Once you've gotten to grips with bslib, shinydashboard and/or shiny.semantic, you may want to try your hand at using CSS (even with all the headaches it can bring) to have greater control over how the app looks and feels. Rather than using CSS, we'll actually be using the popular pre-processor Sass, which is ultimately compiled into CSS, but has a few advantages for us with its biggest benefit being that we can simplify our style sheets.

I won't go into too much detail on how Sass works so I highly recommend having a scan over the basics if you aren't familiar with it. This is more of a beginner's guide to getting started with Sass in Shiny.

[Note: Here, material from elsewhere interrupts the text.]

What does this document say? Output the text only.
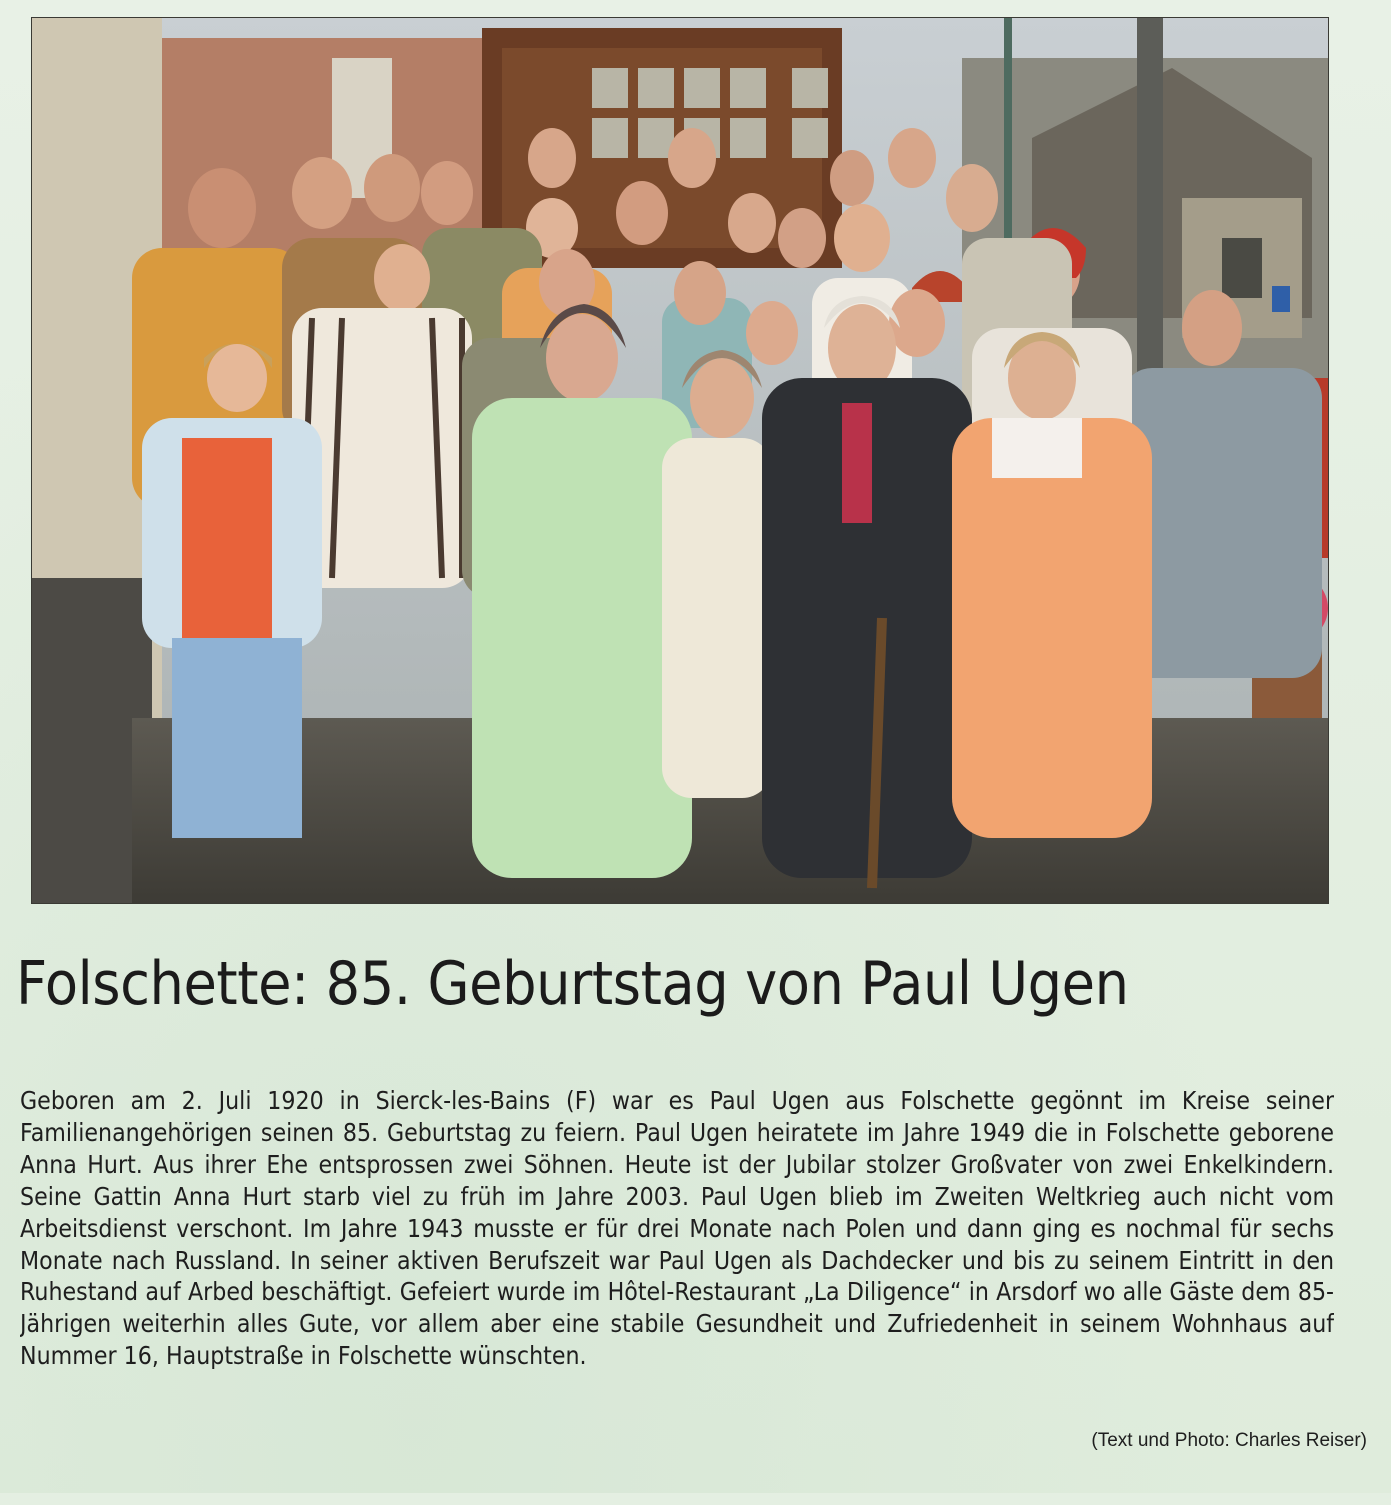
Folschette: 85. Geburtstag von Paul Ugen

Geboren am 2. Juli 1920 in Sierck-les-Bains (F) war es Paul Ugen aus Folschette gegönnt im Kreise seiner Familienangehörigen seinen 85. Geburtstag zu feiern. Paul Ugen heiratete im Jahre 1949 die in Folschette geborene Anna Hurt. Aus ihrer Ehe entsprossen zwei Söhnen. Heute ist der Jubilar stolzer Großvater von zwei Enkelkindern. Seine Gattin Anna Hurt starb viel zu früh im Jahre 2003. Paul Ugen blieb im Zweiten Weltkrieg auch nicht vom Arbeitsdienst verschont. Im Jahre 1943 musste er für drei Monate nach Polen und dann ging es nochmal für sechs Monate nach Russland. In seiner aktiven Berufszeit war Paul Ugen als Dachdecker und bis zu seinem Eintritt in den Ruhestand auf Arbed beschäftigt. Gefeiert wurde im Hôtel-Restaurant „La Diligence“ in Arsdorf wo alle Gäste dem 85-Jährigen weiterhin alles Gute, vor allem aber eine stabile Gesundheit und Zufriedenheit in seinem Wohnhaus auf Nummer 16, Hauptstraße in Folschette wünschten.

(Text und Photo: Charles Reiser)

We'll use the shiny.semantic app we created a little earlier because it is ready to be themed and we'll try to make it look more like the bslib app.

Set up

Before we begin, you'll need to install the sass package, which contains functions to compile Sass into CSS and read in our style sheet. Getting our app ready to use Sass is very straightforward:

  1. Create an scss file (note: there's a difference between sass and scss files!)
  2. Save it
  3. Process it into CSS for Shiny using (line 96 in the app.R file):
css <- sass(sass_file("file_name"))
  1. Tell our app to use this CSS by placing it in the head of our app (line 119):
tags$head(tags$style(css))

Variables

Taking advantage of Sass' variables feature, we define our colour scheme in lines 1-6 (of the scss file). Variables simply have to start with $ and we can name them anything we like; in this case, I have named them according to the parameters we used in bslib so that it helps us map the theme over.

Styling Elements

Styling our elements using Sass is pretty straightforward. As with CSS, we declare the selector followed by curly braces and attributes we want to change with values. The difference with Sass is that we can use our declared variables in place of values, for example:

body {
  color: $fg;
}

It really is as simple as that and very quickly we can get our app looking much nicer!

Finding Selectors

The tricky part of Sass is knowing which selectors to use, particularly if you are new to styling with CSS/Sass. But, we can find the selectors by right-clicking on an element and inspecting it. For example, if we wanted to change the appearance of the tabs, we just inspect the element and we can now find the classes that apply to the tab elements on the far right:

And, with the inspector, we can even play around with properties of elements to test new looks without having to constantly reload the app:

shiny.semantic

shiny.semantic works really nicely when you want to style your app with Sass because you can declare classes for many elements and they are straightforward names but there are a few points to note when using it.

sidebar_layout()

sidebar_layout() quickly creates a sidebar and a main panel without having to fiddle around with the grid system that powers it but the two panels it creates and the grid housing the panels are given randomly generated ids so we can't use selectors in our scss files to style them. Instead, we have to use the container_style and area_styles arguments of sidebar_layout(). Consequently, we need to write the CSS as though it were inline CSS, which you can do within the app.R file and assign to a value (as done in lines 99-114). The values are then supplied to container_style and area_styles.

titlePanel()

titlePanel() creates the title of our app and gives it an h2 class, which means that if you want to change the appearance of the title, you will end up changing all of your h2 headings. To avoid this, you need to wrap the content of titlePanel() in div() and pass an id argument to give the title a unique identifier (line 121).

Fonts

The one change I couldn't work out how to do is change the font. I used methods described in various places to use a Google Font but to no avail. On top of that, I couldn't find an example of a shiny.semantic app with Sass calling a different font. If you know how to change the font, do let me know!

Putting it together

As you can see in our scss and app.R files, we've added a fair bit of CSS to the app and managed to create something that looks more like the bslib app. And we've done this without touching on the features of Sass that really make it shine, like mixins and modules.